A chance de o vírus mudar para se replicar no trato respiratório superior, de onde certamente seria mais transmissível, é pequena e, embora não exclua o potencial pandêmico, diminui significativamente sua probabilidade. Como outras infecções zoonóticas regulares, o próprio evento de transbordamento do morcego para o ser humano e as pessoas imediatas afetadas são mais o problema do que o potencial de disseminação epidêmica.
Há uma vacina da Nipah, mais para uso de emergência em pessoas em contato com um caso primário do que para uma campanha de vacinação em geral.
O caso contra ela repousa no fato de que os números absolutos são baixos, os custos altos e os surtos tão esporádicos que um ensaio clínico seria muito difícil de organizar. A pesquisa mostrou que o anticorpo terapêutico é eficaz e que seria uma opção de tratamento muito mais prática a curto prazo.
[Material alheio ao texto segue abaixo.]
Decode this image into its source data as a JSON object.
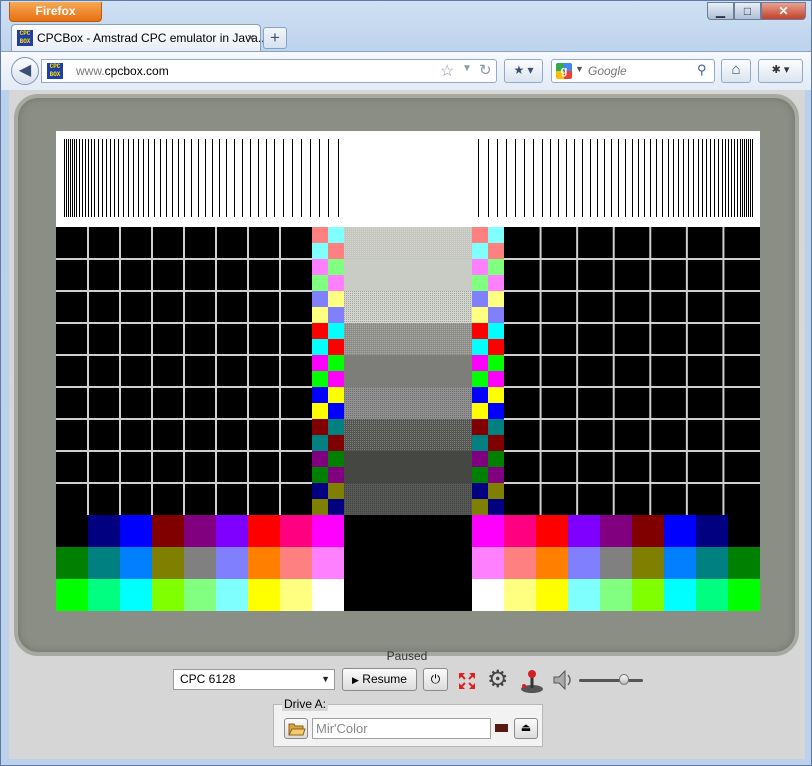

“Na minha opinião, o Nipah não representa um alto risco de causar uma pandemia. É provável que seu padrão atual de surto permaneça normal. Em vez disso, como já foi discutido em outro lugar, precisamos garantir que a vigilância, maior conscientização e medidas eficazes de saúde pública estejam em vigor e sejam cumpridas. Eles terão um impacto muito maior no controle dos casos do vírus Nipah no futuro imediato.
Quanto à preparação para uma pandemia a médio e longo prazo, precisamos voltar nossa atenção para identificar quais outros vírus representam uma ameaça e trabalhar para desenvolver vacinas e outras medidas de defesa contra eles”, relatou Ian Jones, professor de virologia da Universidade de Reading (no Reino Unido).